The basic stats you might be familiar with are available. All of these are computed by `.describe()`, but if you need a specific one you can use these:

In [None]:
standings[["wins", "losses", "ties"]].mean()

In [None]:
standings[["wins", "losses", "ties"]].median()

In [None]:
standings[["wins", "losses", "ties"]].max()

In [None]:
standings[["wins", "losses", "ties"]].min()

In [None]:
standings[["wins", "losses", "ties"]].count()

There are others that `.describe()` doesn't give us:

In [None]:
standings[["wins", "losses", "ties"]].sum()

When you compute an aggregation over a DataFrame with multiple columns, you get a Series back with one value per column, as we just saw. It aggregates over each column individually.

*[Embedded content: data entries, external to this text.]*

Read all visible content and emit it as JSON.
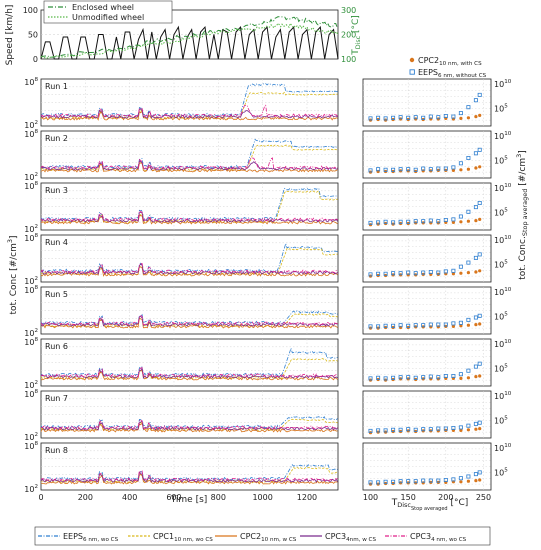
{
  "colors": {
    "eeps": "#2f7fd0",
    "cpc1": "#d9b81a",
    "cpc2": "#d9761c",
    "cpc3_4nm": "#7b2a8e",
    "cpc3_wo": "#e0208a",
    "speed": "#111111",
    "enclosed": "#2f8f3a",
    "unmodified": "#58b848",
    "tdisc_axis": "#2f8f3a"
  },
  "top_panel": {
    "ylabel_left": "Speed [km/h]",
    "ylabel_right_main": "T",
    "ylabel_right_sub": "Disc",
    "ylabel_right_unit": " [°C]",
    "y_ticks_left": [
      "0",
      "50",
      "100"
    ],
    "y_ticks_right": [
      "100",
      "200",
      "300"
    ],
    "legend": [
      "Enclosed wheel",
      "Unmodified wheel"
    ]
  },
  "main_ylabel": {
    "text": "tot. Conc [#/cm",
    "sup": "3",
    "close": "]"
  },
  "right_ylabel": {
    "pre": "tot. Conc.",
    "sub": "Stop averaged",
    "post": " [#/cm",
    "sup": "3",
    "close": "]"
  },
  "run_labels": [
    "Run 1",
    "Run 2",
    "Run 3",
    "Run 4",
    "Run 5",
    "Run 6",
    "Run 7",
    "Run 8"
  ],
  "left_y_ticks": {
    "top_base": "10",
    "top_exp": "8",
    "bot_base": "10",
    "bot_exp": "2"
  },
  "right_y_ticks": {
    "hi_base": "10",
    "hi_exp": "10",
    "mid_base": "10",
    "mid_exp": "5"
  },
  "x_ticks": [
    "0",
    "200",
    "400",
    "600",
    "800",
    "1000",
    "1200"
  ],
  "x_label": "Time [s]",
  "right_x_ticks": [
    "100",
    "150",
    "200",
    "250"
  ],
  "right_x_label": {
    "main": "T",
    "sub": "Disc",
    "sub2": "Stop averaged",
    "unit": " [°C]"
  },
  "right_legend": {
    "cpc2_main": "CPC2",
    "cpc2_sub": "10 nm, with CS",
    "eeps_main": "EEPS",
    "eeps_sub": "6 nm, without CS"
  },
  "bottom_legend": [
    {
      "main": "EEPS",
      "sub": "6 nm, wo CS"
    },
    {
      "main": "CPC1",
      "sub": "10 nm, wo CS"
    },
    {
      "main": "CPC2",
      "sub": "10 nm, w CS"
    },
    {
      "main": "CPC3",
      "sub": "4nm, w CS"
    },
    {
      "main": "CPC3",
      "sub": "4 nm, wo CS"
    }
  ],
  "chart_data": {
    "type": "line",
    "top_speed": {
      "x": [
        0,
        20,
        40,
        60,
        80,
        100,
        120,
        140,
        160,
        180,
        200,
        220,
        240,
        260,
        280,
        300,
        320,
        340,
        360,
        380,
        400,
        420,
        440,
        460,
        480,
        500,
        520,
        540,
        560,
        580,
        600,
        620,
        640,
        660,
        680,
        700,
        720,
        740,
        760,
        780,
        800,
        820,
        840,
        860,
        880,
        900,
        920,
        940,
        960,
        980,
        1000,
        1020,
        1040,
        1060,
        1080,
        1100,
        1120,
        1140,
        1160,
        1180,
        1200,
        1220,
        1240,
        1260,
        1280,
        1300,
        1320,
        1340
      ],
      "y": [
        0,
        35,
        35,
        0,
        0,
        45,
        45,
        0,
        0,
        45,
        45,
        0,
        0,
        50,
        50,
        0,
        0,
        45,
        0,
        55,
        55,
        0,
        40,
        60,
        0,
        55,
        0,
        45,
        60,
        0,
        50,
        65,
        0,
        45,
        60,
        0,
        55,
        65,
        0,
        50,
        0,
        60,
        55,
        0,
        55,
        65,
        0,
        50,
        60,
        0,
        55,
        65,
        0,
        45,
        60,
        0,
        55,
        65,
        0,
        50,
        60,
        0,
        55,
        65,
        0,
        50,
        60,
        0
      ],
      "ylim": [
        0,
        100
      ]
    },
    "top_tdisc_enclosed": {
      "x": [
        0,
        200,
        400,
        500,
        600,
        700,
        800,
        900,
        1000,
        1050,
        1100,
        1150,
        1200,
        1250,
        1300,
        1340
      ],
      "y": [
        110,
        125,
        150,
        170,
        185,
        200,
        215,
        230,
        245,
        260,
        270,
        265,
        255,
        248,
        240,
        238
      ],
      "ylim": [
        100,
        300
      ]
    },
    "top_tdisc_unmodified": {
      "x": [
        0,
        200,
        400,
        500,
        600,
        700,
        800,
        900,
        1000,
        1050,
        1100,
        1150,
        1200,
        1250,
        1300,
        1340
      ],
      "y": [
        110,
        120,
        145,
        160,
        175,
        190,
        205,
        215,
        225,
        235,
        240,
        235,
        225,
        218,
        212,
        210
      ],
      "ylim": [
        100,
        300
      ]
    },
    "runs": [
      {
        "run": "Run 1",
        "event_start": 900,
        "peak_eeps": 7.6,
        "plateau_eeps": 7.3,
        "plateau_cpc1": 6.2,
        "tail_eeps": 6.4
      },
      {
        "run": "Run 2",
        "event_start": 930,
        "peak_eeps": 7.3,
        "plateau_eeps": 6.7,
        "plateau_cpc1": 6.1,
        "tail_eeps": 6.0
      },
      {
        "run": "Run 3",
        "event_start": 1060,
        "peak_eeps": 7.5,
        "plateau_eeps": 7.2,
        "plateau_cpc1": 6.9,
        "tail_eeps": 6.3
      },
      {
        "run": "Run 4",
        "event_start": 1070,
        "peak_eeps": 7.5,
        "plateau_eeps": 6.4,
        "plateau_cpc1": 6.2,
        "tail_eeps": 5.9
      },
      {
        "run": "Run 5",
        "event_start": 1100,
        "peak_eeps": 5.0,
        "plateau_eeps": 4.8,
        "plateau_cpc1": 4.5,
        "tail_eeps": 4.6
      },
      {
        "run": "Run 6",
        "event_start": 1090,
        "peak_eeps": 7.0,
        "plateau_eeps": 6.3,
        "plateau_cpc1": 5.4,
        "tail_eeps": 5.6
      },
      {
        "run": "Run 7",
        "event_start": 1080,
        "peak_eeps": 4.7,
        "plateau_eeps": 4.6,
        "plateau_cpc1": 4.3,
        "tail_eeps": 4.4
      },
      {
        "run": "Run 8",
        "event_start": 1100,
        "peak_eeps": 5.5,
        "plateau_eeps": 5.1,
        "plateau_cpc1": 4.8,
        "tail_eeps": 4.6
      }
    ],
    "left_ylim_log10": [
      2,
      8
    ],
    "xlim": [
      0,
      1340
    ],
    "right_scatter": {
      "xlim": [
        90,
        260
      ],
      "ylim_log10": [
        2,
        10
      ],
      "x": [
        100,
        110,
        120,
        130,
        140,
        150,
        160,
        170,
        180,
        190,
        200,
        210,
        220,
        230,
        240,
        245
      ],
      "eeps_log10": [
        [
          3.3,
          3.4,
          3.3,
          3.4,
          3.5,
          3.4,
          3.5,
          3.4,
          3.6,
          3.5,
          3.7,
          3.6,
          4.2,
          5.2,
          6.4,
          7.3
        ],
        [
          3.3,
          3.5,
          3.4,
          3.4,
          3.5,
          3.5,
          3.4,
          3.6,
          3.5,
          3.6,
          3.6,
          3.8,
          4.5,
          5.4,
          6.2,
          6.8
        ],
        [
          3.2,
          3.3,
          3.4,
          3.3,
          3.4,
          3.4,
          3.5,
          3.5,
          3.6,
          3.5,
          3.7,
          3.8,
          4.3,
          5.1,
          5.9,
          6.6
        ],
        [
          3.3,
          3.4,
          3.4,
          3.5,
          3.5,
          3.6,
          3.5,
          3.6,
          3.7,
          3.6,
          3.8,
          3.9,
          4.6,
          5.3,
          6.1,
          6.7
        ],
        [
          3.3,
          3.3,
          3.4,
          3.4,
          3.5,
          3.4,
          3.5,
          3.5,
          3.6,
          3.6,
          3.6,
          3.8,
          3.9,
          4.4,
          4.8,
          5.1
        ],
        [
          3.3,
          3.4,
          3.3,
          3.4,
          3.5,
          3.5,
          3.4,
          3.5,
          3.6,
          3.5,
          3.7,
          3.7,
          4.0,
          4.6,
          5.3,
          5.8
        ],
        [
          3.2,
          3.3,
          3.3,
          3.4,
          3.4,
          3.5,
          3.4,
          3.5,
          3.5,
          3.6,
          3.6,
          3.7,
          3.8,
          4.1,
          4.4,
          4.6
        ],
        [
          3.3,
          3.3,
          3.4,
          3.4,
          3.5,
          3.5,
          3.5,
          3.6,
          3.6,
          3.6,
          3.7,
          3.8,
          4.0,
          4.3,
          4.7,
          5.0
        ]
      ],
      "cpc2_log10": [
        [
          3.0,
          3.1,
          3.0,
          3.1,
          3.2,
          3.1,
          3.2,
          3.1,
          3.2,
          3.2,
          3.3,
          3.2,
          3.3,
          3.4,
          3.6,
          3.8
        ],
        [
          3.0,
          3.1,
          3.1,
          3.1,
          3.2,
          3.2,
          3.1,
          3.2,
          3.2,
          3.3,
          3.3,
          3.3,
          3.4,
          3.5,
          3.7,
          3.9
        ],
        [
          2.9,
          3.0,
          3.1,
          3.0,
          3.1,
          3.1,
          3.2,
          3.2,
          3.2,
          3.2,
          3.3,
          3.3,
          3.4,
          3.5,
          3.6,
          3.8
        ],
        [
          3.0,
          3.1,
          3.1,
          3.2,
          3.2,
          3.2,
          3.2,
          3.3,
          3.3,
          3.3,
          3.4,
          3.4,
          3.5,
          3.6,
          3.7,
          3.9
        ],
        [
          3.0,
          3.0,
          3.1,
          3.1,
          3.1,
          3.1,
          3.2,
          3.2,
          3.2,
          3.2,
          3.3,
          3.3,
          3.4,
          3.5,
          3.6,
          3.7
        ],
        [
          3.0,
          3.1,
          3.0,
          3.1,
          3.2,
          3.2,
          3.1,
          3.2,
          3.2,
          3.2,
          3.3,
          3.3,
          3.3,
          3.4,
          3.6,
          3.7
        ],
        [
          2.9,
          3.0,
          3.0,
          3.1,
          3.1,
          3.2,
          3.1,
          3.2,
          3.2,
          3.2,
          3.3,
          3.3,
          3.3,
          3.4,
          3.5,
          3.6
        ],
        [
          3.0,
          3.0,
          3.1,
          3.1,
          3.2,
          3.2,
          3.2,
          3.2,
          3.3,
          3.3,
          3.3,
          3.4,
          3.4,
          3.5,
          3.6,
          3.7
        ]
      ]
    }
  }
}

If you just do it on one column, you just get a number:

In [None]:
standings["wins"].mean()

## Aggregating subsets

Above, we're getting totals over the whole table. What if we want to break things down by team?

One way is to combine what we already learned (filtering to subsets of data with `.loc[]`) with aggregations:

In [None]:
standings.loc[standings["team"] == "PIT", ["wins", "losses", "ties"]].sum()

Now let's do that for every team. First, we need to know which teams exist:

In [None]:
standings["team"].unique()

We can loop over those teams like this:

In [None]:
for team in standings["team"].unique():
    print(team)

Now, can you compute the wins, losses, and ties for each team?

## Examples

In [None]:
# Re-read data just in case:
standings = pd.read_csv("standings.csv")
standings

### Example 1

Compute the sums of wins, losses, and ties for the AFC conference:

### Example 2

Compute the sums of wins, losses, and ties for every division:

### Example 3

Compute the average number of points scored and allowed per season (and check that the result makes sense):

### Example 4

Count the number of teams in each season (check the pandas documentation linked above: is there a descriptive statistic you can use?):